Using manual curation and predictive model, we identified gene sets that are crucial for our model SRB, OA G20, and validated these genes with the results of pangenome analysis. Our results showed that the essentiality of the genes was environmental dependent. Per se, the sulfate reduction pathway is of utmost important for the respiration of OA G20 in environments where sulfate is the sole electron acceptor, and all the genes present in dissimilatory and assimilatory pathways were observed to be essential. The ribosomal genes are essential for the formation of large and small ribosomal subunits, but in OA G20, the presence of thioredoxin disulfide reductase and peroxiredoxin is only crucial to withstand oxidative stress. Molybdenum is an essential cofactor for the growth of OA G20, and as observed, its transporter proteins are highly essential. Lactate is a well-known electron donor for SRB (and OA G20), and therefore, the presence of lactate dehydrogenase in essential gene list is obvious. The presence of fumarate dehydrogenase suggests that OA G20 can be grown on alternative electron acceptor-rich environments (such as fumarate-rich environments). The presence of hydrogenases is strongly dependent on the presence of hydrogen as a donor in the OA G20 growth environment. Therefore, except the conditional genes (dde_1789, thioredoxin disulfide reductase, peroxiredoxin, formate dehydrogenase, and hydrogenases), all the enriched genes mentioned in this study were identified and proposed as essential genes when sulfate and lactate are acting as electron acceptor, and donor, respectively. These genes could be validated using knockout studies in the future.

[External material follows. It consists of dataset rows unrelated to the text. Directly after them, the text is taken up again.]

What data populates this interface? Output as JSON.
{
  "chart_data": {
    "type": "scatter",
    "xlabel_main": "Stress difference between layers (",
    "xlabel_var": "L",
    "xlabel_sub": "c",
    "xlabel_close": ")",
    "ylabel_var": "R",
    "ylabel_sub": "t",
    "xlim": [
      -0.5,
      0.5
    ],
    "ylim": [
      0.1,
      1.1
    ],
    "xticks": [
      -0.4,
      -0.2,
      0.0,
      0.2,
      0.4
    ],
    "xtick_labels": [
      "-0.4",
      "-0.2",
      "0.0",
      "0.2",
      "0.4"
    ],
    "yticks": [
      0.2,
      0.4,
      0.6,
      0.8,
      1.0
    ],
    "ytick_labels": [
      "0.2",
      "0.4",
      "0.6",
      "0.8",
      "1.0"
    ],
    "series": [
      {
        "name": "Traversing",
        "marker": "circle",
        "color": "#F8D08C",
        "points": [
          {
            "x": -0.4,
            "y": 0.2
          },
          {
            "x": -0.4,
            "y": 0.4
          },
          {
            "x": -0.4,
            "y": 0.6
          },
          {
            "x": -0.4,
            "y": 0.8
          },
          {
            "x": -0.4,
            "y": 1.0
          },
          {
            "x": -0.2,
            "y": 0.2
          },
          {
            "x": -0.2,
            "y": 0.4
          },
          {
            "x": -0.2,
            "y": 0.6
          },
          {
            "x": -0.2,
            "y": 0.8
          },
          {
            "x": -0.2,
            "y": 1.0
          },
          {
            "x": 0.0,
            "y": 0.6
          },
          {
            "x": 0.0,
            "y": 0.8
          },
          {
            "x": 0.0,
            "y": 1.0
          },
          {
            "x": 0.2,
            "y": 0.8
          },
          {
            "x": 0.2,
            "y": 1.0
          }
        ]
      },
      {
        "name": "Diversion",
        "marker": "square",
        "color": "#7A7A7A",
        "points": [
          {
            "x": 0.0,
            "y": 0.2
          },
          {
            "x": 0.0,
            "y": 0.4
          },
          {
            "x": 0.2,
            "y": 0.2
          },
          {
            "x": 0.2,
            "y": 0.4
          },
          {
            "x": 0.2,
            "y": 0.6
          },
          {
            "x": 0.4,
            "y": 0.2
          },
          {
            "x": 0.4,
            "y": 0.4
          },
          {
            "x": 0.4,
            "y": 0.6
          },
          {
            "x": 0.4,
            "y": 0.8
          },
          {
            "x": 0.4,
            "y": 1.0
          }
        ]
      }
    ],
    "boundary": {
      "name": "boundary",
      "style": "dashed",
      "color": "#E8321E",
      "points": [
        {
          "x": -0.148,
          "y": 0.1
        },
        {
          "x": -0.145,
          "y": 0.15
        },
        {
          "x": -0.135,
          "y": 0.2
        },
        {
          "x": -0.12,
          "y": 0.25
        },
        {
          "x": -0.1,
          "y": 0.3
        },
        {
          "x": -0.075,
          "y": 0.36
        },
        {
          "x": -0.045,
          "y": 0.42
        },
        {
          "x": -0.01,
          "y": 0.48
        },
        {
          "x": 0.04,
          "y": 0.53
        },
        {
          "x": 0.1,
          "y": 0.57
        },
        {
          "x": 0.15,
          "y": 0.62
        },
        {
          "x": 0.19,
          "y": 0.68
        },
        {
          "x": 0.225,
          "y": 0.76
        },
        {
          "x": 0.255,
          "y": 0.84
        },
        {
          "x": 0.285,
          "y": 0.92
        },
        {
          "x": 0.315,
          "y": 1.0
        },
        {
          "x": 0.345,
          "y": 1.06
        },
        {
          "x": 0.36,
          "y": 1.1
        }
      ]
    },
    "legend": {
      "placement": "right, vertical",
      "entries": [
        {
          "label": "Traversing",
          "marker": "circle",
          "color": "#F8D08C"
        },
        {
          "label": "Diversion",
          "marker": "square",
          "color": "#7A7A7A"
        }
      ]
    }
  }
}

The Figure 8 explains the involvement of genes in essential mechanisms and pathways for survival of the bacteria. It describes clustering and enrichment of most important group of genes for substrate utilization and sulfate reduction and transmembrane complexes and regulation of these mechanisms (shown in purple dotted circle). Figure showed that sucD gene is a connecting link between lactate utilization and citric acid cycle, followed by folic acid which proceed to nucleotide metabolism (30 enriched genes circled in black). Interestingly, the sat gene was also observed to be the interlinkage between the dissimilatory sulfate reduction pathway and other three pathways, namely, cysteine and methionine metabolism, selenocompound metabolism, and secondary metabolite synthesis pathway. Genes for two-component transport system (circled in orange dotted lines) involved in hydrogen metabolism and proton generation, transport, and ATP generation. Another important gene trx, which networked with other 31 genes involved for ribosome synthesis. There is another set of genes for molybdenum transport, which used as a cofactor by most of the SRBs. With above analysis we tried to predict the essential genes for OA G20.